President Biden implied Monday that the internment of Japanese-Americans during World War II was being “whitewashed” from school textbooks as he signed a bill to study the creation of an Asian-American history museum on the National Mall in DC.
Biden made the bizarre claim at a White House East Room event — where he also mispronounced a guest’s name and questionably asserted that a deadly Atlanta shooting rampage last year was an anti-Asian hate crime.
“This year commemorates the 80th anniversary of the incarceration of 120,000 American citizens who were Japanese-American during World War II,” Biden said, “which included — and excuse my reference to two friends — it included a dear friend who as a child, the late Norm Mineta, who went on to serve — he was in those camps when he was a child — went on to serve in the United States Army and in Congress and the Cabinet.

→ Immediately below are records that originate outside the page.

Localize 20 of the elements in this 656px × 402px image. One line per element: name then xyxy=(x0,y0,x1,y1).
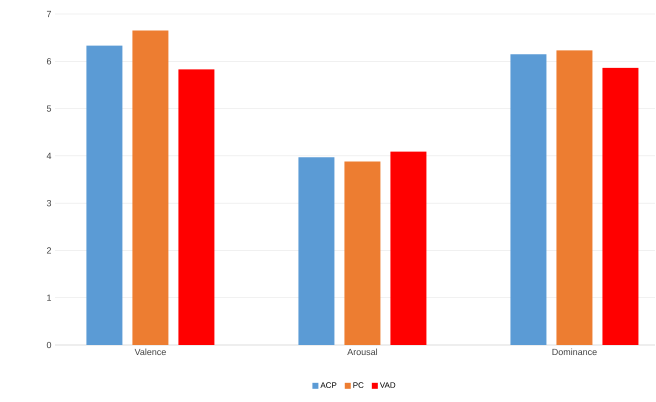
x-tick-label: Arousal xyxy=(347,348,378,356)
y-tick-label: 6 xyxy=(46,58,52,64)
y-tick-label: 4 xyxy=(46,152,52,159)
y-tick-label: 1 xyxy=(47,294,52,301)
bar xyxy=(344,162,380,345)
x-tick-label: Dominance xyxy=(552,348,597,356)
bar xyxy=(178,69,214,345)
bar xyxy=(602,68,638,345)
bar xyxy=(556,50,592,345)
bar xyxy=(390,152,426,345)
y-tick-label: 5 xyxy=(46,105,52,112)
x-tick-label: Valence xyxy=(134,348,166,356)
bar xyxy=(86,46,122,345)
y-tick-label: 7 xyxy=(46,10,52,18)
y-tick-label: 3 xyxy=(46,200,52,206)
bar xyxy=(510,54,546,345)
bar xyxy=(132,30,168,345)
y-tick-label: 2 xyxy=(46,247,52,254)
bar xyxy=(298,157,334,345)
y-tick-label: 0 xyxy=(46,342,52,348)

“The commemoration [comes] at a time where there are those who seek to whitewash the history in our schools that took place,” the president added. “And I thank — excuse it again, in Senate language, a point of personal privilege — I want to thank my dear friend who’s not here, the late [Sen.] Danny Inouye, who taught me so much.”

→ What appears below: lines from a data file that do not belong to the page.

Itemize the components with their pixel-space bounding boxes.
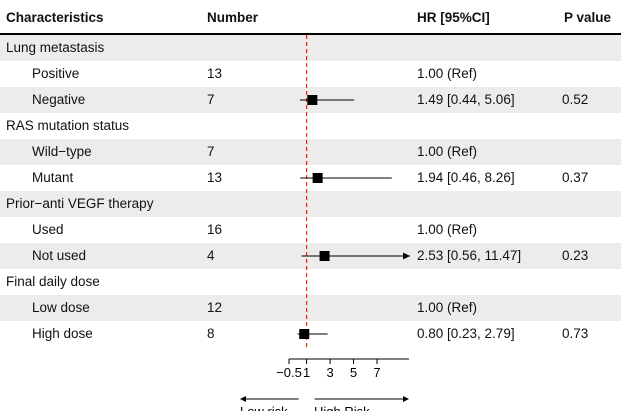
x-tick-label: 5 — [350, 365, 357, 380]
row-label: High dose — [32, 326, 93, 341]
x-tick-label: 1 — [303, 365, 310, 380]
header-characteristics: Characteristics — [6, 10, 104, 25]
group-label: Final daily dose — [6, 274, 100, 289]
row-label: Mutant — [32, 170, 74, 185]
row-hr-ci: 1.49 [0.44, 5.06] — [417, 92, 515, 107]
row-hr-ci: 1.00 (Ref) — [417, 66, 478, 81]
group-label: RAS mutation status — [6, 118, 130, 133]
row-number: 12 — [207, 300, 223, 315]
row-number: 7 — [207, 92, 215, 107]
row-number: 8 — [207, 326, 215, 341]
row-number: 7 — [207, 144, 215, 159]
row-hr-ci: 2.53 [0.56, 11.47] — [417, 248, 522, 263]
header-hr: HR [95%CI] — [417, 10, 490, 25]
row-stripe — [0, 295, 621, 321]
row-stripe — [0, 191, 621, 217]
row-hr-ci: 1.00 (Ref) — [417, 222, 478, 237]
row-p-value: 0.23 — [562, 248, 589, 263]
row-label: Low dose — [32, 300, 90, 315]
row-hr-ci: 1.94 [0.46, 8.26] — [417, 170, 515, 185]
hr-marker — [319, 251, 330, 261]
row-label: Positive — [32, 66, 80, 81]
row-p-value: 0.52 — [562, 92, 589, 107]
group-label: Prior−anti VEGF therapy — [6, 196, 154, 211]
high-risk-label: High Risk — [314, 404, 370, 411]
row-number: 13 — [207, 66, 223, 81]
x-tick-label: 7 — [373, 365, 380, 380]
low-risk-label: Low risk — [240, 404, 288, 411]
row-hr-ci: 1.00 (Ref) — [417, 300, 478, 315]
row-hr-ci: 1.00 (Ref) — [417, 144, 478, 159]
row-stripe — [0, 139, 621, 165]
ci-arrow — [403, 252, 410, 260]
row-label: Not used — [32, 248, 87, 263]
row-p-value: 0.37 — [562, 170, 589, 185]
x-tick-label: −0.5 — [276, 365, 302, 380]
row-stripe — [0, 35, 621, 61]
header-p-value: P value — [564, 10, 612, 25]
high-risk-arrowhead — [403, 396, 409, 402]
row-label: Negative — [32, 92, 86, 107]
header-rule — [0, 33, 621, 35]
row-label: Wild−type — [32, 144, 92, 159]
row-number: 16 — [207, 222, 223, 237]
row-p-value: 0.73 — [562, 326, 589, 341]
row-number: 13 — [207, 170, 223, 185]
group-label: Lung metastasis — [6, 40, 105, 55]
hr-marker — [307, 95, 318, 105]
header-number: Number — [207, 10, 259, 25]
row-hr-ci: 0.80 [0.23, 2.79] — [417, 326, 515, 341]
low-risk-arrowhead — [240, 396, 246, 402]
hr-marker — [312, 173, 323, 183]
row-number: 4 — [207, 248, 215, 263]
row-label: Used — [32, 222, 64, 237]
hr-marker — [299, 329, 310, 339]
x-tick-label: 3 — [326, 365, 333, 380]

A recent study of school curricula found the internment of Japanese-Americans actually is the most common Asian-American history subject taught in schools. Biden didn’t specify any specific controversy involving the teaching of the topic.

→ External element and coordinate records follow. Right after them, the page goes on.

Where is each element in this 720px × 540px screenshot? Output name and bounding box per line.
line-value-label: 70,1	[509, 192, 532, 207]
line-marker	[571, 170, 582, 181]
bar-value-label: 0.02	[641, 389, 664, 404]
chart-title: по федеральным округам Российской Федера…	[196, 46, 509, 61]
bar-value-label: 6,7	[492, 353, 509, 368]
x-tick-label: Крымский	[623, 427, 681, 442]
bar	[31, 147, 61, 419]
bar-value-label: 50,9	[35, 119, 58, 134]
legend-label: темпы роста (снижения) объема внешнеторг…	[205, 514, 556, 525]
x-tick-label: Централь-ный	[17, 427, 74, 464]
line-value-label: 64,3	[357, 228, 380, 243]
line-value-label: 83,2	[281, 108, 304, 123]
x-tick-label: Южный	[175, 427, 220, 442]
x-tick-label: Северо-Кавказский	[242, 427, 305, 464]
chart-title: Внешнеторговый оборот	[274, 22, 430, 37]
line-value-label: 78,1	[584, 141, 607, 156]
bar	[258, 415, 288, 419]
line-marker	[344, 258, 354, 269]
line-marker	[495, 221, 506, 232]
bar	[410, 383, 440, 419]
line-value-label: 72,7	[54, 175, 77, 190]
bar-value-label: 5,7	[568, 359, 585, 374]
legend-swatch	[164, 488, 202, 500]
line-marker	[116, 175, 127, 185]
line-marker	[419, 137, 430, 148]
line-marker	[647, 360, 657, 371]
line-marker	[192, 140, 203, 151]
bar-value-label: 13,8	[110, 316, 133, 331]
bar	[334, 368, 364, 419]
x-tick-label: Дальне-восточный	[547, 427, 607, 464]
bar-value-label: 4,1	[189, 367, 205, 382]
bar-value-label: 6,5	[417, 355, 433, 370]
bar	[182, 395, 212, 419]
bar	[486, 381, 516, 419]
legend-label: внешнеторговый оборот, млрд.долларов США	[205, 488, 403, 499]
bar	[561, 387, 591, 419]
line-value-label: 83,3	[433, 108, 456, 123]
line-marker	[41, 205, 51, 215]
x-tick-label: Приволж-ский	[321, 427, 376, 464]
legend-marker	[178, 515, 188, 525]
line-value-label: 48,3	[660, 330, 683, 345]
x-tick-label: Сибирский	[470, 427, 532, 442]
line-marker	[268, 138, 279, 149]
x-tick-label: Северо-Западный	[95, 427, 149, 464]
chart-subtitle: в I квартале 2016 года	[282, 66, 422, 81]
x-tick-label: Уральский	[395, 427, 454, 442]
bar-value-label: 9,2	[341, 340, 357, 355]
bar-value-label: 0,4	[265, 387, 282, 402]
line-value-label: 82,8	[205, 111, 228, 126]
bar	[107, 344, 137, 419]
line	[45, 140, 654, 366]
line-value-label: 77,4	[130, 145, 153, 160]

It’s possible Biden conflated the subject with a different Republican-led push to restrict the teaching of critical race theory, which posits that racism and white supremacy are at the root of American law, politics and culture.

A study published in January by Sohyun An, a professor of elementary and early childhood education at Georgia’s Kennesaw State University, found the teaching of Japanese-American internment is required by the history standards of 25 of the 32 states that had specific Asian-American history requirements — the most common event specified.
In other states, it still might be taught even though it’s not specifically mentioned in state rules. For example, South Dakota standards refer to teaching of “the causes, events, and consequences of the Second World War, including issues at home and abroad.”
President Ronald Reagan signed bipartisan legislation in 1988 to give reparations of $20,000 each to surviving internees. Biden was one of four senators who didn’t cast a vote on the bill.



Also Monday, Biden called civil rights activist Karen Narasaki “Karen Nagasaki” — using the name of the Japanese city obliterated by a US atomic bomb in 1945, rather than her actual surname.
The president also said the shootings last year that killed eight people at three Atlanta-area spas — six of them Asian women — were “a symbol of the anti-Asian hate in America today.”
The accused shooter, 21-year-old Robert Aaron Long, allegedly told police he committed the crimes because he was addicted to sex and wanted to remove a “temptation.” Long denied he had a racist motive, though that remains a matter of debate.